Alemanha e Japão querem recuperar poderio militar após 60 anos

Agressores da Segunda Guerra se rearmaram e líderes querem maior papel para tropas; terrorismo e ameaça nuclear de Coréia do Norte são principais razões

STEPHEN FIDLER
DO "FINANCIAL TIMES"

Mais de 60 anos após sua derrota na Segunda Guerra Mundial, Japão e Alemanha parecem estar finalmente deixando para trás um dos legados duradouros do conflito. Sinais públicos enviados nas últimas semanas pelos líderes de Tóquio e de Berlim sugerem que os dois países estão chegando mais perto de desenvolver forças militares capazes de refletir sua influência econômica.

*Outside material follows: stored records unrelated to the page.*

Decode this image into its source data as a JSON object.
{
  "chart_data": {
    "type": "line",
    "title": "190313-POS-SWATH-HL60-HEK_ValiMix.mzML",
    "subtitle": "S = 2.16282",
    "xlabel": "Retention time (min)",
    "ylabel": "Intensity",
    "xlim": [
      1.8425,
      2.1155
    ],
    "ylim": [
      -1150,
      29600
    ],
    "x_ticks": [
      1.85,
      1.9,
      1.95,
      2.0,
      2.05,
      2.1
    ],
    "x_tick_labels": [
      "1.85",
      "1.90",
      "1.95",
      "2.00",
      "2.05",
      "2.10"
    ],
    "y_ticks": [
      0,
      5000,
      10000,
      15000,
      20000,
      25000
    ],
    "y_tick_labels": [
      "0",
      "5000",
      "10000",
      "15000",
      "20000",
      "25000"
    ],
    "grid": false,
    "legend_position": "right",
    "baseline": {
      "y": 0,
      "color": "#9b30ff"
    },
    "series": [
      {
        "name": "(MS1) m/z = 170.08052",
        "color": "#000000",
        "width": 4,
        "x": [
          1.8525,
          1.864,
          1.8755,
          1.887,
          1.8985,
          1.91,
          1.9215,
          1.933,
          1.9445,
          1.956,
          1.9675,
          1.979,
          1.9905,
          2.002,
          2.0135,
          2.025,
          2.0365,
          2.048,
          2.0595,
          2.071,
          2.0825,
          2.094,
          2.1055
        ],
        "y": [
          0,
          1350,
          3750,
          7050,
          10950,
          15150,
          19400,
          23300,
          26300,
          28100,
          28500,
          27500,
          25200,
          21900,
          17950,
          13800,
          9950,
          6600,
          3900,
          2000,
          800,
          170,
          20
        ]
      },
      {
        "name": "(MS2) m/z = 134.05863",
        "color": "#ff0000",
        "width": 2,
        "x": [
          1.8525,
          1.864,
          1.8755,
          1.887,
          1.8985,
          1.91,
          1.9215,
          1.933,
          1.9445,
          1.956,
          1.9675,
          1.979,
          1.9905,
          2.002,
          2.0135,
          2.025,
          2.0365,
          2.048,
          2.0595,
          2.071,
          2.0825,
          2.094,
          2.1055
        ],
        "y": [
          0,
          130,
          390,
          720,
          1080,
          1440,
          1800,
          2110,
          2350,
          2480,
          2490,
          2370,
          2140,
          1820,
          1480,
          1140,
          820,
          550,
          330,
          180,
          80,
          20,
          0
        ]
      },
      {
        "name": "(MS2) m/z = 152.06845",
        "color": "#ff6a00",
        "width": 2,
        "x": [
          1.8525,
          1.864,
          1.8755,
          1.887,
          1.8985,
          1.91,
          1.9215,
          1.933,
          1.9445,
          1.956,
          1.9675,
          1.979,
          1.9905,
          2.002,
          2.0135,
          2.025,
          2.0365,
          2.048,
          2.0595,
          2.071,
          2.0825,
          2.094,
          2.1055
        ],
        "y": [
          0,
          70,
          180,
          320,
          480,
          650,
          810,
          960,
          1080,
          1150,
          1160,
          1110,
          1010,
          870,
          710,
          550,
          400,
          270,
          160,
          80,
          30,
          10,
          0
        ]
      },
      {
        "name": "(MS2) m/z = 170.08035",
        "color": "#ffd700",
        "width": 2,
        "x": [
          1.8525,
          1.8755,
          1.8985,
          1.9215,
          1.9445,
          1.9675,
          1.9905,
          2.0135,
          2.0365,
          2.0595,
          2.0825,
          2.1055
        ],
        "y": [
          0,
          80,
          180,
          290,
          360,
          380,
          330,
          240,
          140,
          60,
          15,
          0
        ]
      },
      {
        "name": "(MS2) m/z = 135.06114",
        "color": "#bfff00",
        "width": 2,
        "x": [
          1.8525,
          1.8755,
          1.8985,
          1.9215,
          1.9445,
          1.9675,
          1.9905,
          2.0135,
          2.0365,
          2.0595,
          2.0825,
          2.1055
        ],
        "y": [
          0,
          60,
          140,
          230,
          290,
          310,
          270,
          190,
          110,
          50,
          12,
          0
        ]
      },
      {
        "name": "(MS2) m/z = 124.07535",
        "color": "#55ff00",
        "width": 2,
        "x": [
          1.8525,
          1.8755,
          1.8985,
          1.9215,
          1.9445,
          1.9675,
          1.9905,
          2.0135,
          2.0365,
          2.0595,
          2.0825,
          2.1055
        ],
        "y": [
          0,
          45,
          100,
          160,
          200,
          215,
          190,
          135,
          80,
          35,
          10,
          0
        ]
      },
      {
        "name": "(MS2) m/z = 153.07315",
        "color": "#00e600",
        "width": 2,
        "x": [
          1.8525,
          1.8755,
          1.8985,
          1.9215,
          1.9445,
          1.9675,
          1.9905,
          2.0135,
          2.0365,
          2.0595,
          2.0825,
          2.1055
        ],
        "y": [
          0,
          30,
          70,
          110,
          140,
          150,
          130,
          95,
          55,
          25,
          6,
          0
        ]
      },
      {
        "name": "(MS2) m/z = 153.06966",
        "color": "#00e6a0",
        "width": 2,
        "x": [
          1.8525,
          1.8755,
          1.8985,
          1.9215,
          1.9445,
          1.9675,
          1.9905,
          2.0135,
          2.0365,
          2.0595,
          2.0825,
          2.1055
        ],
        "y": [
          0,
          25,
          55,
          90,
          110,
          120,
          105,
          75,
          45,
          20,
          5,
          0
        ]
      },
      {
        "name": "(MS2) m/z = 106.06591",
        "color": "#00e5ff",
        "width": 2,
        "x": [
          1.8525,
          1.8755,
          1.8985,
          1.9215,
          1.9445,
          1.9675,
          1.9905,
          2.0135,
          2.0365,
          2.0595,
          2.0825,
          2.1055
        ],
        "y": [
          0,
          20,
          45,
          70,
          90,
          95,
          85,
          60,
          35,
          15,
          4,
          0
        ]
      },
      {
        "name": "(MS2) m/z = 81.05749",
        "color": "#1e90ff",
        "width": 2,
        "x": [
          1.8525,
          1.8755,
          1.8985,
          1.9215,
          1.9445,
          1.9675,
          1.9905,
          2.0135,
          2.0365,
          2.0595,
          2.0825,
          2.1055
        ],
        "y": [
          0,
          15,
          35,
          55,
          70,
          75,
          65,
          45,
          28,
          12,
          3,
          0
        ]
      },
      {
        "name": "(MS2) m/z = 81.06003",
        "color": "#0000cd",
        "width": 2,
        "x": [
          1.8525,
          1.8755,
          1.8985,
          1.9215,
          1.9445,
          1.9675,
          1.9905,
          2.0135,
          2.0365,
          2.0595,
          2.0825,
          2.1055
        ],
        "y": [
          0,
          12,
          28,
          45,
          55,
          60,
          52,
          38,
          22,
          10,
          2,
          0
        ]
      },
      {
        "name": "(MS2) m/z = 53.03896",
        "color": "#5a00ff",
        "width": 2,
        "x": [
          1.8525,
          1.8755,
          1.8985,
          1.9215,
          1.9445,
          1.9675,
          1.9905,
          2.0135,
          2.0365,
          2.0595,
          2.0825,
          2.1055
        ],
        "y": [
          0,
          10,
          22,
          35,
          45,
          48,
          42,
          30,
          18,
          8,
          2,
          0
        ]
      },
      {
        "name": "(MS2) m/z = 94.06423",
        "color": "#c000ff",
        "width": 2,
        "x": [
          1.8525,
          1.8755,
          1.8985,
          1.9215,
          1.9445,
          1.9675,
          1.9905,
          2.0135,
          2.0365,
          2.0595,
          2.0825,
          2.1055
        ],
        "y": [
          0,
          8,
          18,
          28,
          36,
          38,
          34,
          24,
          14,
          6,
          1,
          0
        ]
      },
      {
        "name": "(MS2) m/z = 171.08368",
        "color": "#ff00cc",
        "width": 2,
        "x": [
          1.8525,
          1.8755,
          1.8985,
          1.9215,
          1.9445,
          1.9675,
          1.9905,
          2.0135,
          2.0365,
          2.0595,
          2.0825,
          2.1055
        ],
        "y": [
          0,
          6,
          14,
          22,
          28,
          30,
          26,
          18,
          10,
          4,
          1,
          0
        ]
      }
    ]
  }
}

No Japão, o novo primeiro-ministro se viu confrontado com um novo desafio de segurança, e praticamente à porta de seu país: a Coréia do Norte já demonstrou formalmente que tem condições de detonar uma arma nuclear.

O teste nuclear do mês passado intensificou a discussão sobre se o Japão deveria desenvolver sua bomba nuclear própria. Em entrevista ao "Financial Times", Shinzo Abe disse que vai lutar por uma emenda no artigo da Constituição que impede o Japão de desenvolver suas Forças Armadas.

Enquanto isso, na Alemanha, o gabinete da chanceler Angela Merkel ratificou um documento governamental aprovando a ampliação do papel internacional das Forças Armadas nacionais. O documento apontou para as mudanças radicais advindas no ambiente de segurança do país, tais como o crescimento do terrorismo e a difusão de armas de destruição em massa. Ela disse que uma força militar eficaz "é vital para a segurança da Alemanha e para uma política de defesa que procura moldar seu ambiente ativamente".

Os fatos podem causar inquietação, em vista da destruição provocada no século 20 pelas agressivas tradições militares dos dois países. Mas, enquanto a China e outros países da região irão observar o Japão de perto, os vizinhos da Alemanha provavelmente verão a novidade com bons olhos. E o mesmo se aplica aos EUA, que quer que os dois países assumam uma parte maior do ônus da segurança global, da qual os americanos consideram que carregam uma parcela desproporcional.

Os paralelos históricos são inconfundíveis. Tanto o Japão quanto a Alemanha têm Constituições redigidas pelos EUA ou sob forte influência dos EUA -que impuseram leis básicas que procuraram jogar por terra para sempre as tradições militaristas dos dois países.

Nos dois países, a tradição antimilitarista é mais do que uma questão de leis: as lições da Segunda Guerra foram absorvidas por boa parte da população. Em contraste com os americanos, japoneses e alemães compartilham um ceticismo profundo quanto à eficácia do poderio militar para resolver disputas internacionais. Nos dois países, a mudança estratégica inaugurada pelo final da Guerra Fria foi acompanhada por uma mudança de geração. Shinzo Abe, que assumiu o poder no Japão em setembro, e Angela Merkel, que este mês completa um ano no poder, são os primeiros líderes de seus países a terem nascido após o final da Segunda Guerra.

Vizinhanças diferentes

Mas as diferenças entre eles são maiores que as semelhanças. A Alemanha integra alianças multinacionais: a União Européia e a Otan. Ela está cercada por países amigáveis e não tem nenhum adversário evidente. Já o Japão tem como único baluarte contra vizinhos hostis ou desconfiados a aliança que mantém com os EUA.

"São casos totalmente diferentes", diz Volker Ruehe, ministro da Defesa alemão entre 1992 e 1998. Durante a Guerra Fria, em contraste com o Japão, a Alemanha pôde mobilizar grande número de tropas em pouco tempo: uma força de 13 milhões de homens podia ser mobilizada em sete dias.

Países vizinhos como Dinamarca e Holanda vêm exortando a Alemanha a aumentar seu orçamento militar, coisa que os vizinhos do Japão dificilmente fariam. Ademais, depois de ter enviado suas primeiras tropas ao exterior para missão da ONU no Camboja, desde então ela já as enviou para muitas outras operações do tipo.

Mas o teste nuclear norte-coreano acrescentou urgência à discussão no Japão. O maior obstáculo ostensivo a uma posição militar mais assertiva tem sido o artigo 9 de sua "Constituição de paz" de 1947. O artigo reza que "o povo japonês renuncia para sempre à guerra como direito soberano da nação e à ameaça ou uso da guerra como maneira de resolver disputas internacionais".

Comenta-se que a dissolução das inibições decorrentes da Segunda Guerra seria sinal de que Japão e Alemanha estariam se tornando países mais normais. Mas tudo indica que o caminho à "normalidade" plena terá muitos obstáculos.